L’abbassamento della potenza Enel avviene in un preciso caso, quando cioè il cliente non provvede al saldo regolare di una o più bollette. Si parla infatti di abbassamento potenza Enel per morosità. La maggior parte delle volte Enel invia dopo un paio di settimane dalla scadenza della bolletta non pagata un avviso di sospensione, rielaborando un nuovo bollettino postale con una nuova data di scadenza. Se l’utente non rispetta nemmeno la scadenza fissata nel bollettino di avviso sospensione, il fornitore chiede al distributore di chiudere il contatore per morosità. In alcuni casi però, prima di comunicare l’avviso di sospensione, Enel può effettuare il depotenziamento elettrico per morosità, pari a circa il 15 per cento in meno.

Cosa fare dopo l’abbassamento potenza Enel

In caso di abbassamento della potenza Enel per morosità il cliente deve provvedere al pagamento della bolletta non ancora saldata oltre agli interessi di mora, quindi inviare la copia della ricevuta di pagamento aggiungendo inoltre i dati della fornitura elettrica, come ad esempio il codice cliente e il codice POD (entrambi sono segnalati in bolletta) più l’indirizzo dove è domiciliata la fornitura.

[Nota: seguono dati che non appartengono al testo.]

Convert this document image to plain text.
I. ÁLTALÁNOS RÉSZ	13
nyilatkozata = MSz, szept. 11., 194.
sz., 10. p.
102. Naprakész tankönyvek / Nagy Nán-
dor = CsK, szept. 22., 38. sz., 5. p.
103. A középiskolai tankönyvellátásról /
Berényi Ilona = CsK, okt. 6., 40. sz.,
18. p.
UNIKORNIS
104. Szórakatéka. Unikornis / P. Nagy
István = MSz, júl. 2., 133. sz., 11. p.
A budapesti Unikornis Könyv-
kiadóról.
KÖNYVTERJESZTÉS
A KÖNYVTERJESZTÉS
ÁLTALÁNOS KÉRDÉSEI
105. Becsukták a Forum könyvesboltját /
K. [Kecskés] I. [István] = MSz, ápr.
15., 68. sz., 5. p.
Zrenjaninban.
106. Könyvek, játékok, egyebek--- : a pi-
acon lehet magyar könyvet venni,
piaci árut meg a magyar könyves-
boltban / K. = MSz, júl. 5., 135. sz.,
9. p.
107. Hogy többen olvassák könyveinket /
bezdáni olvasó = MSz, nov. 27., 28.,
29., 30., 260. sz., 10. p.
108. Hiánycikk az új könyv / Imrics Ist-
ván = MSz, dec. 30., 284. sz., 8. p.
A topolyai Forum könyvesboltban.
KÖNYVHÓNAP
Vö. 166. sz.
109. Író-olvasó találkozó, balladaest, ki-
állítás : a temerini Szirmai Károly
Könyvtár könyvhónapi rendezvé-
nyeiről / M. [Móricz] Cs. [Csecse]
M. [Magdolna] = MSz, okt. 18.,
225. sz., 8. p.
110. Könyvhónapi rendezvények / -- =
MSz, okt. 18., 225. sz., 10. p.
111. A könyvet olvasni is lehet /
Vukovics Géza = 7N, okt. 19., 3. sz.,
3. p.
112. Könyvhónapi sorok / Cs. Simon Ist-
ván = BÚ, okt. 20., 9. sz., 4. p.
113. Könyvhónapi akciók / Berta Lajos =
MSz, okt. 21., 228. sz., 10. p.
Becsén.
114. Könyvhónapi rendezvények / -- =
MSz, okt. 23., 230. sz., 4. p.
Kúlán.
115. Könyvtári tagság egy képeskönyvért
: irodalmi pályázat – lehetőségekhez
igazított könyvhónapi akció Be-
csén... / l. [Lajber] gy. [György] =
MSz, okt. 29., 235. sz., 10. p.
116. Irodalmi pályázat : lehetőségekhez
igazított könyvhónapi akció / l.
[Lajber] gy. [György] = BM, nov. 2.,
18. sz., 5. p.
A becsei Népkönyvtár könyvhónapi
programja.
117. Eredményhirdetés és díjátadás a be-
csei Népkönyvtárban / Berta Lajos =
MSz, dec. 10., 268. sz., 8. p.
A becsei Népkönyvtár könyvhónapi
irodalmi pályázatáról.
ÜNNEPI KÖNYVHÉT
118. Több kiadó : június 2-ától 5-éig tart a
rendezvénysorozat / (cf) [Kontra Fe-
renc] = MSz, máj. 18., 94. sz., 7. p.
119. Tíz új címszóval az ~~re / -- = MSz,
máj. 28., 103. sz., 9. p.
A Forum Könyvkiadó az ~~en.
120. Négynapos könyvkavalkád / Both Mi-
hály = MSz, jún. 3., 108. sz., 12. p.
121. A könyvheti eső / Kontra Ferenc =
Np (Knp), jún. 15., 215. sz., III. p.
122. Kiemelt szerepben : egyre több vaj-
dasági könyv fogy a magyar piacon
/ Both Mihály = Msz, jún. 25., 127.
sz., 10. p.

Come evitare l’abbassamento potenza Enel

Si ricorda che per evitare l’abbassamento della potenza Enel per morosità è possibile attivare l’addebito diretto attraverso la domiciliazione bancaria come modalità di pagamento predefinita. In alcuni casi, per aderire alle offerte più vantaggiose, Enel stessa richiede al momento dell’attivazione della proposta il codice IBAN, dal momento che la domiciliazione bancaria è l’unico metodo di pagamento accettato.